Granulomatous Skin Diseases
Heterogeneous group of cutaneous disorders characterized by granulomatous inflammation — organized collections of activated macrophages (epithelioid cells), often with multinucleated giant cells, T-lymphocytes, and varying degrees of necrosis or palisading; classified by etiology (infectious — tuberculosis cutis, leprosy, atypical mycobacteria, deep fungal infections, leishmaniasis, syphilis; non-infectious — sarcoidosis, granuloma annulare, necrobiosis lipoidica, foreign body, rheumatoid nodule, granulomatous rosacea), histopathological pattern (sarcoidal, tuberculoid, necrobiotic, palisading, suppurative, foreign body), and clinical presentation; diagnosis requires comprehensive evaluation with skin biopsy for histology and special stains (acid-fast bacilli, fungi, polarized light), tissue cultures, polymerase chain reaction for infectious agents, and laboratory workup for systemic associations (chest X-ray and high-resolution CT for sarcoidosis, ACE level, calcium, lung function tests, eye examination); treatment depends on specific etiology — antimycobacterial therapy for tuberculosis and leprosy, antifungals for deep fungal infections, immunomodulators (topical/intralesional corticosteroids, hydroxychloroquine, methotrexate, biologics) for non-infectious granulomatous disorders.

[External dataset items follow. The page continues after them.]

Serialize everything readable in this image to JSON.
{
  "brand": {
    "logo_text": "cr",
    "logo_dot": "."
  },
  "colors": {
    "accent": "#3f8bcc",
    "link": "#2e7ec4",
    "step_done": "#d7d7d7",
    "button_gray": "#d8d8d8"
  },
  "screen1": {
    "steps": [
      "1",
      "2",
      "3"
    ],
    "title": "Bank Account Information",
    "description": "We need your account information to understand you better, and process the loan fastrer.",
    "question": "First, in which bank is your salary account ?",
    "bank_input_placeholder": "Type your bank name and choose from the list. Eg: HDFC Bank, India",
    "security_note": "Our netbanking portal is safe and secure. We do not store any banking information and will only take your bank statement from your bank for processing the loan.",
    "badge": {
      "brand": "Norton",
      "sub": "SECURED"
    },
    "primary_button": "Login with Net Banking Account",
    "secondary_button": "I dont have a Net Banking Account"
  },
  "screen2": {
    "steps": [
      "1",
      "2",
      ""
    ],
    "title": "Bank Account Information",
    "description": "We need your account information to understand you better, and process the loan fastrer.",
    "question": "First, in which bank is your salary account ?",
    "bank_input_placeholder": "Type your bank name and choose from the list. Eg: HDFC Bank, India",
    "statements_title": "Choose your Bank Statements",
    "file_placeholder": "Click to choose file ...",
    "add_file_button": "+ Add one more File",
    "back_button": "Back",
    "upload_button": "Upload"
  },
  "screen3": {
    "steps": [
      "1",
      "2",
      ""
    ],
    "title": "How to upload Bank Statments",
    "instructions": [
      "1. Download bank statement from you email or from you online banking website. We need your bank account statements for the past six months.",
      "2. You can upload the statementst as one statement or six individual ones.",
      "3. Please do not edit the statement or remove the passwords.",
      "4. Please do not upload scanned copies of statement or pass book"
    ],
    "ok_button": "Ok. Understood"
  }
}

This content has been compiled by the Saygı Hospital Health Guide Editorial Board and is periodically reviewed by a specialist physician.
This content is for informational purposes only and does not constitute medical advice. You can book an appointment at our Dermatoloji department. Book Appointment →
What is Granulomatous Skin Diseases?
Granulomatous skin diseases comprise a diverse group of cutaneous disorders that share the common histopathological feature of granulomatous inflammation. Granulomas are organized collections of activated macrophages that have transformed into specialized cells called epithelioid cells, often accompanied by multinucleated giant cells (formed by fusion of epithelioid cells), surrounded by T-lymphocytes, and may contain varying degrees of necrosis or palisading patterns. This inflammatory pattern develops in response to persistent antigenic stimulation that the body cannot clear with conventional acute inflammation, including infectious organisms, foreign materials, and as a manifestation of autoimmune or idiopathic inflammatory disorders. Recognition and proper classification of granulomatous skin diseases is essential because treatment depends entirely on identifying the underlying cause — antimicrobial therapy for infections versus immunomodulatory treatment for non-infectious causes.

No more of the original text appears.